Tym razem Fed nie zawiódł inwestorów. Wręcz przeciwnie. Zapowiedział uruchomienie programu skupu obligacji hipotecznych wartych 40 mld USD miesięcznie. Skup nie będzie ograniczony czasowo, a jeśli nie przyniesie on zakładanej poprawy na amerykańskim rynku pracy, jego wartość może zostać zwiększona - poinformował Fed po posiedzeniu.
Ta zapowiedź, plus kilka innych obietnic (dotyczących m.in. utrzymania wyjątkowo niskich stóp procentowych do połowy 2015 r.), wystarczyły, by indeksy za oceanem poszybowały. Na koniec wczorajszej sesji Standard & Poor's 500 wzrósł o 1,63 proc, a Dow Jones o 1,55 proc.
Na parkietach Starej Europy dziś rano również króluje popyt. Na otwarciu sesji WIG poszedł w górę o 1,9 proc., a indeks największych dwudziestu spółek o 2,35 proc. do 2408,81 pkt. Również posiadacze akcji mniejszych spółek mogą mieć powody do zadowolenia, mWIG40 na otwarciu zanotował zwyżkę o ponad 1 proc.
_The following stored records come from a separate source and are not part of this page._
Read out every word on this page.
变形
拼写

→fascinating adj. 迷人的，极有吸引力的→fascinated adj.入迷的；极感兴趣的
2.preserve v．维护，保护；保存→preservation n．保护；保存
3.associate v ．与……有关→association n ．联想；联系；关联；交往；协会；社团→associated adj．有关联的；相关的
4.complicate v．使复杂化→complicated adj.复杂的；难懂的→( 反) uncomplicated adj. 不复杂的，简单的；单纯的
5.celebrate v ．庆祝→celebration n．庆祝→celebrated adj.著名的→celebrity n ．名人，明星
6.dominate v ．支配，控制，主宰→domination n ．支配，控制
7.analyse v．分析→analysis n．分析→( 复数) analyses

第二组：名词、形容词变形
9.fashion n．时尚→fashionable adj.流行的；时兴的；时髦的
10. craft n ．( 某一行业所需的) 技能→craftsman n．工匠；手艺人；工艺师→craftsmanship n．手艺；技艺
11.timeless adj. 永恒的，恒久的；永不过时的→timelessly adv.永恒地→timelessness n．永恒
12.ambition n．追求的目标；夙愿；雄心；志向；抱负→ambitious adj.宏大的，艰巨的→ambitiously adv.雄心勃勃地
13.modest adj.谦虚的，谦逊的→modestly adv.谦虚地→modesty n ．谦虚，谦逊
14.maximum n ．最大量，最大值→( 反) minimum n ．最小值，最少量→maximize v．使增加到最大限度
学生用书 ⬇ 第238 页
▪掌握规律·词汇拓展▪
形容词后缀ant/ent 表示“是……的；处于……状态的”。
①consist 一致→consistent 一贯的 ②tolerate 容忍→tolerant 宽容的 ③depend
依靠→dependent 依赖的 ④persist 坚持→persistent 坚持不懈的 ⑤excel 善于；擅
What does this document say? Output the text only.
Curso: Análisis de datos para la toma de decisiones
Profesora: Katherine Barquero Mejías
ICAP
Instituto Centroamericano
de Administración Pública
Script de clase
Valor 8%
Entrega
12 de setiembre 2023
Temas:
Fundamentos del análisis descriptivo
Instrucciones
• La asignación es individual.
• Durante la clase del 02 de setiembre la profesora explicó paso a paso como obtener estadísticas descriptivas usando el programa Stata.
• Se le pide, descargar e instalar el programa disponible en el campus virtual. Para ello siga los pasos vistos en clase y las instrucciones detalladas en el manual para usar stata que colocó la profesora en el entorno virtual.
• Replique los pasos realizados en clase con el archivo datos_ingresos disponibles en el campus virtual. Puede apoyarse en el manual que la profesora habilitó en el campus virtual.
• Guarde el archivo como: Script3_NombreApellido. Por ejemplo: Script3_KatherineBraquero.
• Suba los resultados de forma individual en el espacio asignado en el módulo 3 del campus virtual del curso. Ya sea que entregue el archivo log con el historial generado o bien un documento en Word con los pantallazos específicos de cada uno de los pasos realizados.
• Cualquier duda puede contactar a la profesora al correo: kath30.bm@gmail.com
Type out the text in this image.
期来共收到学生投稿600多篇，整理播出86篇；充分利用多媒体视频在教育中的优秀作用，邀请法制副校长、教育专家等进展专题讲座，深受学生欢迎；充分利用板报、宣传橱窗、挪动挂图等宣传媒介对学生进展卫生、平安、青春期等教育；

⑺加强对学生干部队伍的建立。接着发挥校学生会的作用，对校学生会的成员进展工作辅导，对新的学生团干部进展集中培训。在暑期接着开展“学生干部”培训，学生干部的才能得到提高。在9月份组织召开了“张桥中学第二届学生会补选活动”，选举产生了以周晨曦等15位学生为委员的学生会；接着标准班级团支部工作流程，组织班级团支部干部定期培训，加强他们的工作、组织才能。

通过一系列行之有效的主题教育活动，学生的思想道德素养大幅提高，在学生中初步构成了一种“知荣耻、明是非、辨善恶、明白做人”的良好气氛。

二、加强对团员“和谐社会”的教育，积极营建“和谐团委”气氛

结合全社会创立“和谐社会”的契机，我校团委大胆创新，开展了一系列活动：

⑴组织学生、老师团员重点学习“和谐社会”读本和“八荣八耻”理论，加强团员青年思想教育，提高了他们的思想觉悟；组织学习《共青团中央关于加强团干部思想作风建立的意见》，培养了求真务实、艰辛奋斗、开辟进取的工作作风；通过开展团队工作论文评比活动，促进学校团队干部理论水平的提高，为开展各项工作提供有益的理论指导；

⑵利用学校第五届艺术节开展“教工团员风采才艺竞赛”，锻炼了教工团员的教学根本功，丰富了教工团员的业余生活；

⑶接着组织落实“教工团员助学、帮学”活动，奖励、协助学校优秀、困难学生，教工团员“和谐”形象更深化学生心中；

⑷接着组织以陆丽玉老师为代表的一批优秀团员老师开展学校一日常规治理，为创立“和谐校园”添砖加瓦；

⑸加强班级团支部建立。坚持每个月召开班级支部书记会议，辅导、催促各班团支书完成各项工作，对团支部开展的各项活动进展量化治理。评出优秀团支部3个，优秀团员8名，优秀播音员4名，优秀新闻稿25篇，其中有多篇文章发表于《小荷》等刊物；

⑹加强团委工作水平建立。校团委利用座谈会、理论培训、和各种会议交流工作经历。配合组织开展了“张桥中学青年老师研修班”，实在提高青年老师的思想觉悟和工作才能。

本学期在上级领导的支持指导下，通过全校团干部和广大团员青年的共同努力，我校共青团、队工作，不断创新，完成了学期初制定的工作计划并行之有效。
Po ponad dwóch godzinach handlu obroty na giełdzie warszawskiej przekraczają pół miliarda złotych.
Na decyzję Fedu momentalnie zareagowały też rynki surowcowe, na których dominowały wczoraj mocne wzrosty cen. Dziś przed godz. 9 złoto drożeje o 0,5 proc., a ropa o 1 proc.